JOSEPH MUNGAI NJOROGE v BOARD OF GOVERNORS GITARAKA GIRLS SECONDARY SCHOOL [2009] KEHC 3427 (KLR)
Full Case Text
REPUBLIC OF KENYA IN THE HIGH COURT OF KENYA AT EMBU
Civil Appeal 74 of 2005
JOSEPH MUNGAI NJOROGE………........…APPELLANT
VERSUS
BOARD OF GOVERNORS GITARAKA
GIRLS SECONDARY SCHOOL…………RESPONDENT
RULING
The appellant Joseph Mungai Njoroge has filed this appeal against the Ruling by the learned trial magistrate Lucy Gitari in Suit No. 198 of 2000 dated 1/11/2005.
The said ruling set aside the ex-parte Judgment entered in favour of the plaintiff dated 31/8/2004. In setting aside the said Judgment, the learned trial magistrate said that she found that the respondent’s defence raised“a serious triable issue” and further that the Plaintiff/Respondent would not suffer any prejudice if the ex-parte Judgment was set aside.
The Appellant was aggrieved by the said ruling and hence this appeal.
I have gone through and keenly considered the entire proceedings and pleadings in this file. I have also considered the 10 grounds of appeal relied on by the appellant. My finding is that there were several misconceptions in the ruling of the trial magistrate. The question however is whether these misconceptions or errors go into the root of the matter.
One of these misconceptions or errors is that “There is nothing on record to show that leave to amend the plaint was obtained.”
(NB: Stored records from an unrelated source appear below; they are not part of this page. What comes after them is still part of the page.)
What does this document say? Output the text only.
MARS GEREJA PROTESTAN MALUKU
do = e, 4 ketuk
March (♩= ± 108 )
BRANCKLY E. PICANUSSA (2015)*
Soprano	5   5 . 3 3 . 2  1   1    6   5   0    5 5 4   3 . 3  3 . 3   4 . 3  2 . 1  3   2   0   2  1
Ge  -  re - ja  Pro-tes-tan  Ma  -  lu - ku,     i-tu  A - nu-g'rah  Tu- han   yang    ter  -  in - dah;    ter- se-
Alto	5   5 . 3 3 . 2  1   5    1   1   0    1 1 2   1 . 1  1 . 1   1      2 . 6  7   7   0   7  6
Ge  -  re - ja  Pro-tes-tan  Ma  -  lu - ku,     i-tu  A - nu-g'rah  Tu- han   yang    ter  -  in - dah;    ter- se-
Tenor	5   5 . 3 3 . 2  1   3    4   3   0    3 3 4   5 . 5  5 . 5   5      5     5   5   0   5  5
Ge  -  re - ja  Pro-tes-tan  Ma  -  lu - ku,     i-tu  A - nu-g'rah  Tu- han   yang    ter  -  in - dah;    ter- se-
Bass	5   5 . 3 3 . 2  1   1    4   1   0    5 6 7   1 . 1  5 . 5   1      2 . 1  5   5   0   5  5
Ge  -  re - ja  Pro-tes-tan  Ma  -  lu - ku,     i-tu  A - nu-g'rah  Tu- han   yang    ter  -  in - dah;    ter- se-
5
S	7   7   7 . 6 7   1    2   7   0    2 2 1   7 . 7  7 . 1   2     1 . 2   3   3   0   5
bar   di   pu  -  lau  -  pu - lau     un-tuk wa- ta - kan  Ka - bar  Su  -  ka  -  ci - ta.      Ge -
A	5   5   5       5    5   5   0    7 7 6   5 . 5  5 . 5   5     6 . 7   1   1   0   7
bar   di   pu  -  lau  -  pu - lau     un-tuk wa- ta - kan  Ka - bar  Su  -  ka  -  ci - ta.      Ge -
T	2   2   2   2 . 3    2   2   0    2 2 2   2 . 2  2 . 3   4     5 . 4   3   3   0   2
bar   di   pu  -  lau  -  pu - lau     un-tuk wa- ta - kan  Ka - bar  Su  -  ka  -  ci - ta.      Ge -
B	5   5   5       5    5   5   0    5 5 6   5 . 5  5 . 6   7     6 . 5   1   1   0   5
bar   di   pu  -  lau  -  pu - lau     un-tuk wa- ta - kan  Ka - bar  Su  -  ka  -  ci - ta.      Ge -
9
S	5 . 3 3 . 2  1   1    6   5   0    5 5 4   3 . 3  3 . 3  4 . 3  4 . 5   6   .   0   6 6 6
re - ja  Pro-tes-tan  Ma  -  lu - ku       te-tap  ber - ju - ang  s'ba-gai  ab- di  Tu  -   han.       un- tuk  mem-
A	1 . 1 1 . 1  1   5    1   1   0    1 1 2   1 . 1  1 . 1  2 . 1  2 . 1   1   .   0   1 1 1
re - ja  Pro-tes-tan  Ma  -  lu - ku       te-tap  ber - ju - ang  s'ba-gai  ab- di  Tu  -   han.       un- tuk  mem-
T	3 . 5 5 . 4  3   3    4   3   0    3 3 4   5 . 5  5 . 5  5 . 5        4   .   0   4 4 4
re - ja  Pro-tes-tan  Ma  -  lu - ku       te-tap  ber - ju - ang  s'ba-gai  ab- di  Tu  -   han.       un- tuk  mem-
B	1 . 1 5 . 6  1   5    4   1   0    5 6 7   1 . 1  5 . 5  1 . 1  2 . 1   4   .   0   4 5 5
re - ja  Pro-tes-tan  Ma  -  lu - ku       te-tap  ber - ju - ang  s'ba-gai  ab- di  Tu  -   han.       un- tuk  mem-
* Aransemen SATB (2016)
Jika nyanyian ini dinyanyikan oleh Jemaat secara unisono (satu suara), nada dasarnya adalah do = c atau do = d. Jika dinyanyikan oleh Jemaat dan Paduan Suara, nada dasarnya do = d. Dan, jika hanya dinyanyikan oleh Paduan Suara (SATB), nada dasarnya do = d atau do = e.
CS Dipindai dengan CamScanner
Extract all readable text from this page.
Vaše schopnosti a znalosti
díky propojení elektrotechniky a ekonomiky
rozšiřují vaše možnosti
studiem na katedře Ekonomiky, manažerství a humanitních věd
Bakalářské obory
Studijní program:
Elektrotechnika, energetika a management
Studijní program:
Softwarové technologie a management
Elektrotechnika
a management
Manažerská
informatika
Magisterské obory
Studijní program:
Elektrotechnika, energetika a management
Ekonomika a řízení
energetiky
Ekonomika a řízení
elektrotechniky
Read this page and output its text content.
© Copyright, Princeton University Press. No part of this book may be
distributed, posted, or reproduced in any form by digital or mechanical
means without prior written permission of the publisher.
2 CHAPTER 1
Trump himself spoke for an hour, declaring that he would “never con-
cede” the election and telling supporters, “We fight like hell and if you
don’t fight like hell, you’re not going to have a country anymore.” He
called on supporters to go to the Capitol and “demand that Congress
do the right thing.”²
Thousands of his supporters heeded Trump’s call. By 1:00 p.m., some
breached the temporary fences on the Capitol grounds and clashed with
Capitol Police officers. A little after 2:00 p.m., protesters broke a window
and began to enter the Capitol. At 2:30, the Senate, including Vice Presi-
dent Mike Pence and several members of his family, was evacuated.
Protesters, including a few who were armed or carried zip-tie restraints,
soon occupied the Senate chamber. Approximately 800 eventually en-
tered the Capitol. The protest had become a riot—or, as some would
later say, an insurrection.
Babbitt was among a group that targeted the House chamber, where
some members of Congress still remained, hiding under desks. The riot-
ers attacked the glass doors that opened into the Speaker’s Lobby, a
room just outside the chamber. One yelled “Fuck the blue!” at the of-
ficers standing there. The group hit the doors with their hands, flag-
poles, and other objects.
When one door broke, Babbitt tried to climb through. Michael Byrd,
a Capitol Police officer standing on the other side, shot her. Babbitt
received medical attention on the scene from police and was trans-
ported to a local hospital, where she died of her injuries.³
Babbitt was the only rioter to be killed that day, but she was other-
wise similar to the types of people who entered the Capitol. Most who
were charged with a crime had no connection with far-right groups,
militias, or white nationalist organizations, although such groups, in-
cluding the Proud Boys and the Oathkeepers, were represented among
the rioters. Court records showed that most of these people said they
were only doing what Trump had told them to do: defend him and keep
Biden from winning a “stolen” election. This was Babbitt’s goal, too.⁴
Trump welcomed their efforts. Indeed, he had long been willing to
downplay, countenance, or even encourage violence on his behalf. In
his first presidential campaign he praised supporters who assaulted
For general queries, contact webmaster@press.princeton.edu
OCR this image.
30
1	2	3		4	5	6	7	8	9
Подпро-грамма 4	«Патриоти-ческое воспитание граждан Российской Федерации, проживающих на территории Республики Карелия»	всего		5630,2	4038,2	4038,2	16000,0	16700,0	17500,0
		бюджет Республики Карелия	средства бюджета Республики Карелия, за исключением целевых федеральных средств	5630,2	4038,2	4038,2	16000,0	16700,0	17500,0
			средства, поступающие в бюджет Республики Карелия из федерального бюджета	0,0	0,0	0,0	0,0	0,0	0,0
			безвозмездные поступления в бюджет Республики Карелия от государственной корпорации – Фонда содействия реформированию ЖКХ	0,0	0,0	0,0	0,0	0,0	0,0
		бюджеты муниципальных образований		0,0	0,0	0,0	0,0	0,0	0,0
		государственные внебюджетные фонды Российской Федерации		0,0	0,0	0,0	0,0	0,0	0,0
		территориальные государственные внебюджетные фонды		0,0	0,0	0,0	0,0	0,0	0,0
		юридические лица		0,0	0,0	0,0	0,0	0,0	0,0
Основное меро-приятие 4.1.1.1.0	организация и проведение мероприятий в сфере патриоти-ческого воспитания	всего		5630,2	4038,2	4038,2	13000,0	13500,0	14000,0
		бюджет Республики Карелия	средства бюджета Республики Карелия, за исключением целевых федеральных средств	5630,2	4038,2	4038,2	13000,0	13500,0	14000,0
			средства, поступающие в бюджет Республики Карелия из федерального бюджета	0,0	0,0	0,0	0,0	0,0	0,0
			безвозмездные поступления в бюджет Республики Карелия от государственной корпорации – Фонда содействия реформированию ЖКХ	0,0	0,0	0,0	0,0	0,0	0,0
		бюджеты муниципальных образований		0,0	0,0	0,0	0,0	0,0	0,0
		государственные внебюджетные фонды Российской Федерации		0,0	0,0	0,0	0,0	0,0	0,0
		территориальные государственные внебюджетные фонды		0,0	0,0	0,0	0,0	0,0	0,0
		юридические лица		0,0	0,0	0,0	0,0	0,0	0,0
The record however shows that the court (at page 54 of the appeal record) following a consent by both counsel allowed the plaintiff to amend his plaint within 14 days from 14/6/2001. The amended plaint was filed on 27/6/2001 and it was therefore filed within the 14 days. What is not clear from the record though is whether the same was served on the defendants. I also note that the state counsel filed a defence on behalf of the 2nd defendant when there was already a defence on record. The earlier defence filed by Joan Ndorongo & Co. Advocates had not been withdrawn and so the subsequent defence dated 12/9/2000 by the state counsel was invalid and should not have been accepted as you cannot have 2 sets of pleadings simultaneously for the same party. It was also not clear from the record whether the defendant was represented by Joan Ndorongo & Co. Advocates or by the Attorney General. That issue was raised by counsel for the plaintiff/appellant and the learned trial magistrate found that the Attorney General was properly on record. Having made that finding, she ought then to have gone a step further and determined which party was represented by Joan Ndorongo & Co. Advocates. The insurers were not parties in this suit and they could not therefore be represented nor could they have filed a defence. The issue of the 2 defences and the representation of the defendant was not properly resolved. Be that as it may however, as I mentioned earlier what concerns this court at this point in time is whether the learned trial magistrate erred in setting aside the said Judgment. Setting aside of an exparte Judgment is purely at the discretion of the court. The discretion must nonetheless be exercised judicially, fairly and in the interest of justice. Where a defence raised triable issues, the court should not dethrone the defendant from the seat of justice. A defendant who has exhibited a good defence and who shows interest in defending the matter should be allowed to defend his case. This should be more so if in the opinion of the court the plaintiff does not stand to suffer any prejudice or in cases where the plaintiff can be compensated by way of an award for damages. In this case, I am satisfied like the learned trial magistrate was that the defendant had raised a serious triable issue and he was rightly allowed to proceed to ventilate his defence.
On the other hand however, it is noted that the plaintiff/appellant had incurred substantial loss because the application to set aside the Judgment was made after the execution process had already started. The plaintiff had even instructed the auctioneers etc. The learned trial magistrate ought to have given the plaintiff thrown away costs to cushion him from loss upon the setting aside of the exparte Judgment. While upholding the learned trial magistrate’s decision to set aside the ex-parte Judgment, my finding is that the plaintiff was indeed entitled to thrown away costs. I therefore substitute the learned magistrate’s order making no orders as to costs with one awarding the plaintiff/appellant thrown away costs of 70,000/= The thrown away costs be paid within 45 days of this order failing which the ex-parte Judgment will be reinstated and the appellant beat liberty to execute the decree arising therefrom. Each party will bear its own costs of this appeal.
W. KARANJA
JUDGE
Delivered, signed and dated at Embu this 30th day of June 2009.